Vi proponiamo altre 5 località di mare dove praticare 5 differenti sport acquatici in Italia. Il primo sport e’ il Weakborad, la nuova disciplina acquatica nata negli Stati Uniti che rifà il verso allo sci d’acqua, solo che al posto degli sci ha un’unica tavola e per questo viene paragonato allo snowboard ed e’ praticabile sia al mare che al lago.

Andate sul lago di Garda, troverete tanti circoli nautici dove imparare e praticare questo sport acquatico. Se volete vivere la magia e la velocità del windsurf potete utilizzarlo al massimo delle sue potenzialità in Sardegna e per la precisione nel Parco Naturale della Maddalena o a Porto Pollo: scenari incantevoli e un mare caraibico.

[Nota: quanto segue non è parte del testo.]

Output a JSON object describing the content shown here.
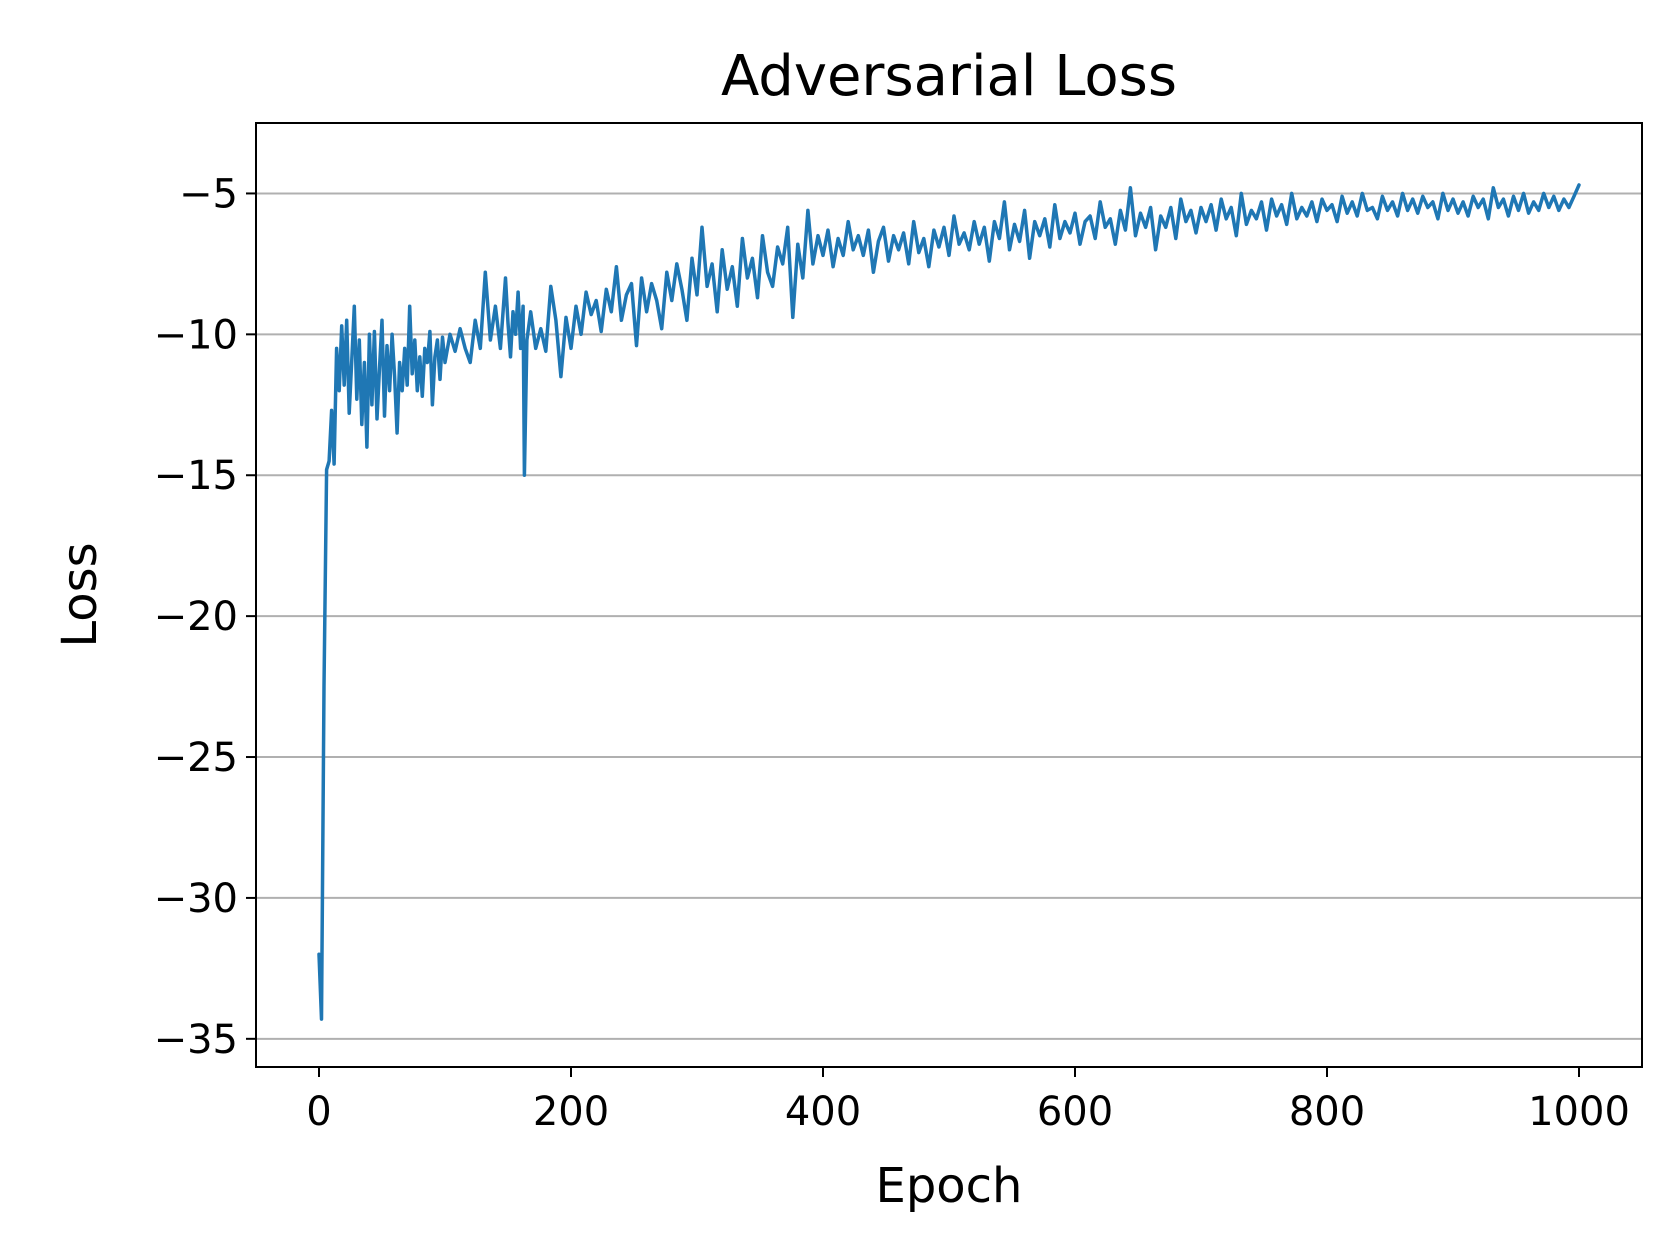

Qui lo scirocco e la tramontana sono gli amici fidati di ogni windsurfista.

Per quanto riguarda il Kitesurf, in Sicilia ci sono i presupposti migliori per farlo, perché dispone di due sistemi diversi di vento che creano condizioni perfette per navigare 300 giorni l’anno, con acqua perfetta e clima caldo e piacevole.

Per gli appassionati di Diving, tra i migliori fondali dove praticarlo in Italia vi consigliamo la Toscana e in particolare l’isola di Pianosa, del Giglio e di Giannuri.

In ultimo, qualche location per la vela: se volete praticarla e in più visitare il meglio che il nostro Bel Paese offre, andate nell’arcipelago delle Isole Eolie: sette meravigliose mete da gustare in Sicilia, proclamate dall’UNESCO Patrimonio dell’Umanità.